Johnson told the crowd – many of whom brought homemade signs in support of the bill – that HB 89’s supporters would likely try to defeat the bill by calling it a “slippery slope to giving partner benefits.”
“This bill is not about putting a stamp of approval on homosexuality,” she said. “It’s an equality agenda, not a gay agenda.”
She encouraged attendees to help educate their legislators about the bill, and to let them meet their “beautiful, loving families.”
One such family on hand was Jeri Tafoya, her partner Shannon Moffitt and their two-year-old son, Ryan.
Tafoya said she supported the bill because she had experienced discrimination on the job. She said she lost her job as a manager at a Salt Lake City business because of her sexual orientation. She said she was not comfortable naming the business.

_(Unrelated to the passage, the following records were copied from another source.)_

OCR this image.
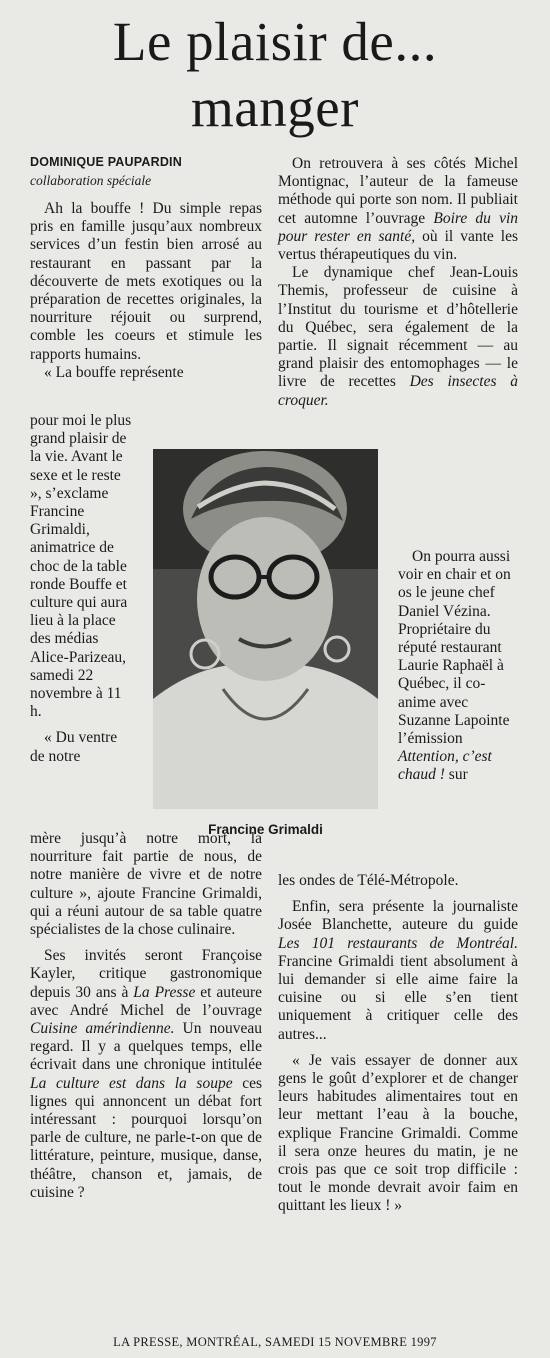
Le plaisir de...
manger
DOMINIQUE PAUPARDIN
collaboration spéciale

Ah la bouffe ! Du simple repas pris en famille jusqu’aux nombreux services d’un festin bien arrosé au restaurant en passant par la découverte de mets exotiques ou la préparation de recettes originales, la nourriture réjouit ou surprend, comble les coeurs et stimule les rapports humains.

« La bouffe représente

pour moi le plus grand plaisir de la vie. Avant le sexe et le reste », s’exclame Francine Grimaldi, animatrice de choc de la table ronde Bouffe et culture qui aura lieu à la place des médias Alice-Parizeau, samedi 22 novembre à 11 h.

« Du ventre de notre

mère jusqu’à notre mort, la nourriture fait partie de nous, de notre manière de vivre et de notre culture », ajoute Francine Grimaldi, qui a réuni autour de sa table quatre spécialistes de la chose culinaire.

Ses invités seront Françoise Kayler, critique gastronomique depuis 30 ans à La Presse et auteure avec André Michel de l’ouvrage Cuisine amérindienne. Un nouveau regard. Il y a quelques temps, elle écrivait dans une chronique intitulée La culture est dans la soupe ces lignes qui annoncent un débat fort intéressant : pourquoi lorsqu’on parle de culture, ne parle-t-on que de littérature, peinture, musique, danse, théâtre, chanson et, jamais, de cuisine ?

On retrouvera à ses côtés Michel Montignac, l’auteur de la fameuse méthode qui porte son nom. Il publiait cet automne l’ouvrage Boire du vin pour rester en santé, où il vante les vertus thérapeutiques du vin.

Le dynamique chef Jean-Louis Themis, professeur de cuisine à l’Institut du tourisme et d’hôtellerie du Québec, sera également de la partie. Il signait récemment — au grand plaisir des entomophages — le livre de recettes Des insectes à croquer.

On pourra aussi voir en chair et on os le jeune chef Daniel Vézina. Propriétaire du réputé restaurant Laurie Raphaël à Québec, il co-anime avec Suzanne Lapointe l’émission Attention, c’est chaud ! sur

les ondes de Télé-Métropole.

Enfin, sera présente la journaliste Josée Blanchette, auteure du guide Les 101 restaurants de Montréal. Francine Grimaldi tient absolument à lui demander si elle aime faire la cuisine ou si elle s’en tient uniquement à critiquer celle des autres...

« Je vais essayer de donner aux gens le goût d’explorer et de changer leurs habitudes alimentaires tout en leur mettant l’eau à la bouche, explique Francine Grimaldi. Comme il sera onze heures du matin, je ne crois pas que ce soit trop difficile : tout le monde devrait avoir faim en quittant les lieux ! »

Francine Grimaldi
LA PRESSE, MONTRÉAL, SAMEDI 15 NOVEMBRE 1997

“I often saw people not getting due raises and promotions based on who they are,” she said, adding that she and her partner would contact their Representative to let her know about the importance of the bill.
Utah Log Cabin Republicans president Melvin Nimer said that his organization, a grassroots group for gay and lesbian Republicans, would also contact members of the House Business and Labor Committee to voice support of HB 89. The committee has to approve the bill before it can go to the House for debate.
Nimer also said he and other Log Cabin Republicans hope to start conversations with other Republicans on capitol hill about the importance of this and other bills important to gays and lesbians.
“A number of us are state delegates, and they’ll need our votes in upcoming elections,” he said.
Although HB 89 was held in committee on the following day, supporters said they were not discouraged.
“After an amazing introduction by Rep. Johnson and solid testimony in support of HB89 Antidiscrimination Act Amendments, the committee leadership decided to hold the bill for further discussion. This is HUGE for the first effort on this bill. Just as easily, the heavily conservative committee could have voted down the legislation," Equality Utah president Mike Thompson said in a statement released to the bill’s supporters.
HB 89 is currently waiting in committee pending a decision by chairman Rep. Stephen Clark, R-Orem, on whether it will be discussed further.